First, you disable the “auto file storing” option in your project settings. As a result, all your file uploads will be marked as temporary by default, and our system will delete them automatically after 24 hours unless you change their state to “stored”. See Uploadcare Storage Workflow for more information.

  • User selects a file they want to upload
  • User clicks “upload my file” button
  • File upload commences
  • Once file upload completes, an API call is made, which stores the file and user information in our database.
  • If the above is completed successfully, your app makes an API call to store the file. Otherwise, the uploaded file will be deleted automatically (e.g. if something went wrong when adding a record to your DB).

Also, it’s possible to add arbitrary metadata to files, and you can do this upon uploading. Metadata fields are passed through webhooks, which means you can use them to notify your system about successful uploads and match the uploads with particular entities in your app (e.g. user ID, order ID, session, etc.). So far, there’s no way to search/filter files by metadata, but we plan to make it possible in the future.

1 Like

Thanks Alex, that makes sense. One question – what if we’re wanting to have UploadCare store files in s3.

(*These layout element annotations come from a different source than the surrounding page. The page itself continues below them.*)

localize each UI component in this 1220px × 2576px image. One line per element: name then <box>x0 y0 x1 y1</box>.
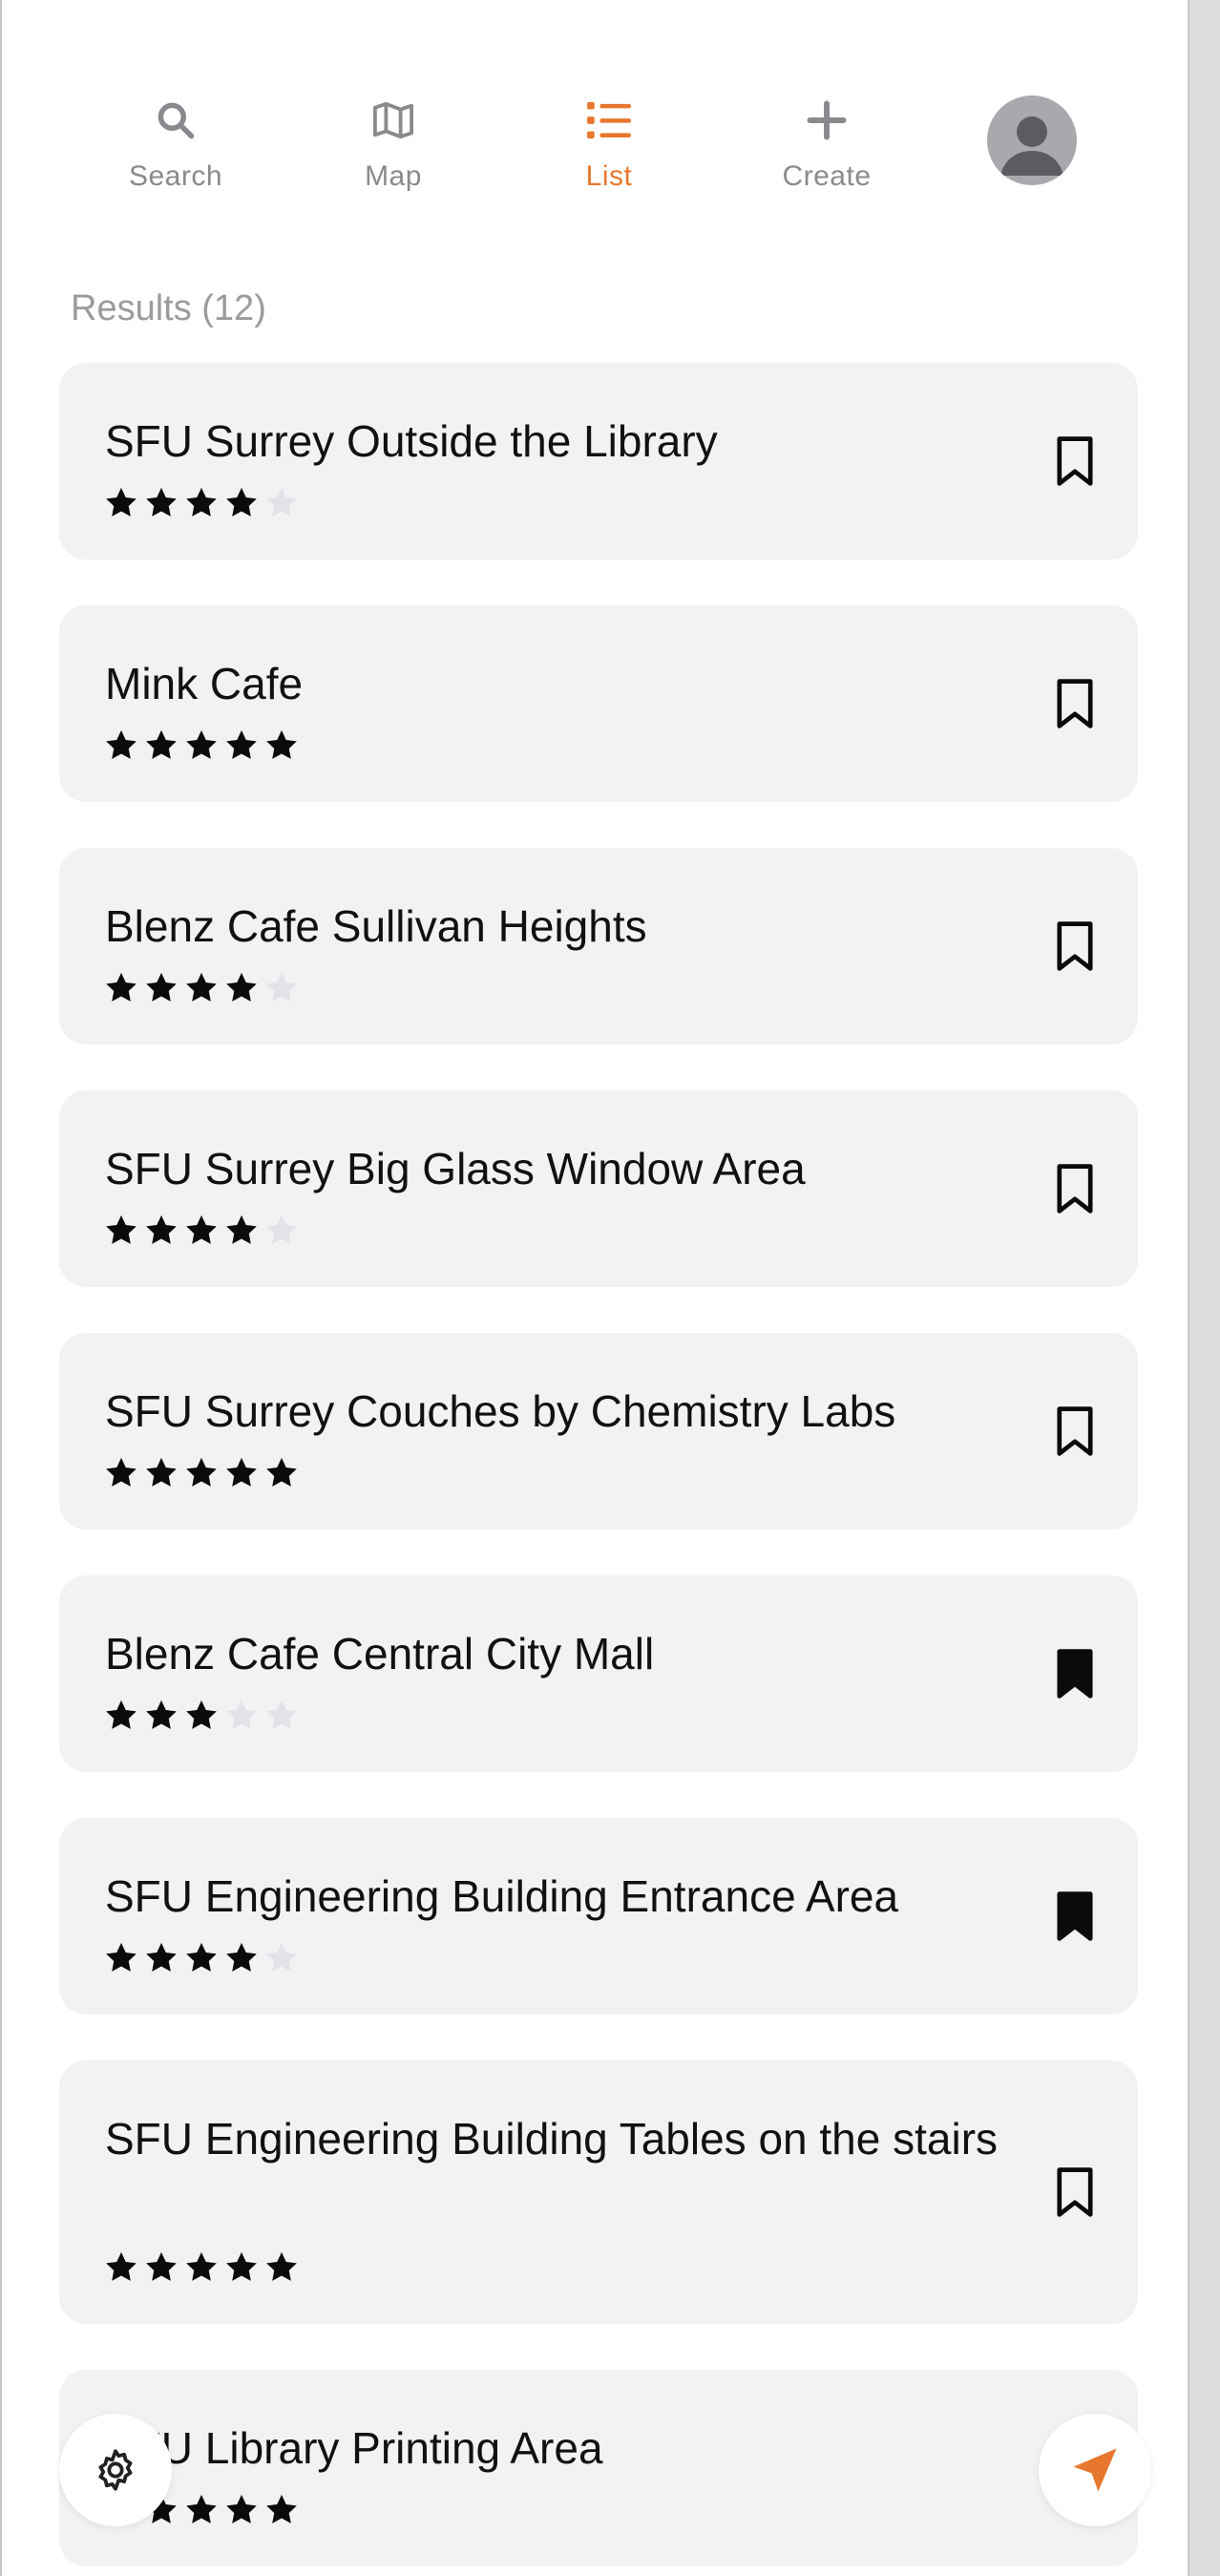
star-empty-icon <box>266 972 297 1002</box>
star-filled-icon <box>186 487 217 517</box>
results-count: Results (12) <box>71 288 266 328</box>
star-filled-icon <box>266 2494 297 2523</box>
star-filled-icon <box>186 1700 217 1729</box>
star-filled-icon <box>226 1457 257 1487</box>
star-filled-icon <box>186 729 217 759</box>
star-empty-icon <box>266 1942 297 1972</box>
nav-create[interactable]: Create <box>731 94 922 193</box>
place-name: SFU Surrey Outside the Library <box>105 416 718 466</box>
star-filled-icon <box>146 1457 177 1487</box>
nav-list-label: List <box>585 160 633 192</box>
navigation-arrow-icon <box>1073 2448 1117 2492</box>
nav-create-label: Create <box>782 160 872 192</box>
star-filled-icon <box>226 972 257 1002</box>
star-filled-icon <box>146 487 177 517</box>
place-name: SFU Library Printing Area <box>105 2423 603 2473</box>
star-filled-icon <box>186 2494 217 2523</box>
star-empty-icon <box>266 487 297 517</box>
star-filled-icon <box>226 729 257 759</box>
star-filled-icon <box>106 1457 137 1487</box>
bookmark-filled-icon[interactable] <box>1054 1890 1096 1942</box>
nav-search-label: Search <box>128 160 223 192</box>
place-card[interactable]: SFU Engineering Building Entrance Area <box>59 1818 1138 2015</box>
star-filled-icon <box>146 2251 177 2281</box>
settings-button[interactable] <box>59 2414 172 2526</box>
star-rating <box>103 728 300 764</box>
place-card[interactable]: SFU Engineering Building Tables on the s… <box>59 2060 1138 2324</box>
star-filled-icon <box>186 2251 217 2281</box>
star-filled-icon <box>186 1214 217 1244</box>
locate-button[interactable] <box>1039 2414 1151 2526</box>
star-filled-icon <box>146 729 177 759</box>
star-rating <box>103 485 300 521</box>
star-filled-icon <box>106 2251 137 2281</box>
place-card[interactable]: SFU Library Printing Area <box>59 2370 1138 2566</box>
nav-map-label: Map <box>365 160 422 192</box>
star-filled-icon <box>146 1214 177 1244</box>
bookmark-icon[interactable] <box>1054 1163 1096 1214</box>
star-filled-icon <box>266 729 297 759</box>
avatar[interactable] <box>987 95 1077 185</box>
place-name: SFU Surrey Big Glass Window Area <box>105 1144 806 1193</box>
star-filled-icon <box>106 1942 137 1972</box>
star-filled-icon <box>106 487 137 517</box>
star-filled-icon <box>146 1942 177 1972</box>
nav-map[interactable]: Map <box>298 94 489 193</box>
user-icon <box>1000 116 1063 176</box>
star-empty-icon <box>226 1700 257 1729</box>
star-filled-icon <box>106 972 137 1002</box>
place-name: SFU Engineering Building Tables on the s… <box>105 2114 999 2164</box>
app-screen: Search Map List Create Results (12) SFU … <box>0 0 1189 2576</box>
place-name: Blenz Cafe Central City Mall <box>105 1629 655 1679</box>
star-filled-icon <box>226 487 257 517</box>
star-filled-icon <box>106 1214 137 1244</box>
top-nav: Search Map List Create <box>2 0 1188 239</box>
place-card[interactable]: Blenz Cafe Central City Mall <box>59 1575 1138 1772</box>
search-icon <box>80 94 271 147</box>
bookmark-icon[interactable] <box>1054 678 1096 729</box>
bookmark-icon[interactable] <box>1054 1405 1096 1457</box>
star-filled-icon <box>186 972 217 1002</box>
star-filled-icon <box>186 1942 217 1972</box>
star-rating <box>103 1213 300 1249</box>
star-filled-icon <box>226 1214 257 1244</box>
star-filled-icon <box>146 1700 177 1729</box>
star-filled-icon <box>106 729 137 759</box>
star-empty-icon <box>266 1214 297 1244</box>
star-filled-icon <box>106 1700 137 1729</box>
star-rating <box>103 2249 300 2286</box>
star-rating <box>103 1940 300 1976</box>
star-filled-icon <box>266 2251 297 2281</box>
star-rating <box>103 1455 300 1491</box>
place-card[interactable]: SFU Surrey Couches by Chemistry Labs <box>59 1333 1138 1530</box>
place-name: Blenz Cafe Sullivan Heights <box>105 901 647 951</box>
nav-search[interactable]: Search <box>80 94 271 193</box>
place-name: SFU Surrey Couches by Chemistry Labs <box>105 1386 896 1436</box>
place-card[interactable]: SFU Surrey Big Glass Window Area <box>59 1090 1138 1287</box>
list-icon <box>514 94 705 147</box>
star-empty-icon <box>266 1700 297 1729</box>
place-name: Mink Cafe <box>105 659 304 708</box>
star-filled-icon <box>266 1457 297 1487</box>
star-rating <box>103 1698 300 1734</box>
place-card[interactable]: Mink Cafe <box>59 605 1138 802</box>
bookmark-filled-icon[interactable] <box>1054 1648 1096 1700</box>
star-filled-icon <box>226 2251 257 2281</box>
star-filled-icon <box>146 972 177 1002</box>
place-card[interactable]: SFU Surrey Outside the Library <box>59 363 1138 560</box>
bookmark-icon[interactable] <box>1054 920 1096 972</box>
star-filled-icon <box>226 2494 257 2523</box>
place-card[interactable]: Blenz Cafe Sullivan Heights <box>59 848 1138 1045</box>
map-icon <box>298 94 489 147</box>
bookmark-icon[interactable] <box>1054 2166 1096 2218</box>
gear-icon <box>98 2449 133 2491</box>
star-rating <box>103 970 300 1006</box>
place-name: SFU Engineering Building Entrance Area <box>105 1871 899 1921</box>
star-filled-icon <box>186 1457 217 1487</box>
star-filled-icon <box>226 1942 257 1972</box>
plus-icon <box>731 94 922 147</box>
bookmark-icon[interactable] <box>1054 435 1096 487</box>
nav-list[interactable]: List <box>514 94 705 193</box>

In this case is it true that the API call we make to UploadCare “store this file, don’t delete it after 24 hours” is not relevant? Meaning that once UploadCare has replicated the file to s3, it will be stored there no matter what; UploadCare will not delete it after 24 hours.

It depends on whether you want your files to be retained in Uploadcare storage. However, the “store” behavior doesn’t affect files replicated to your S3 bucket; our platform doesn’t perform any actions with files in your bucket.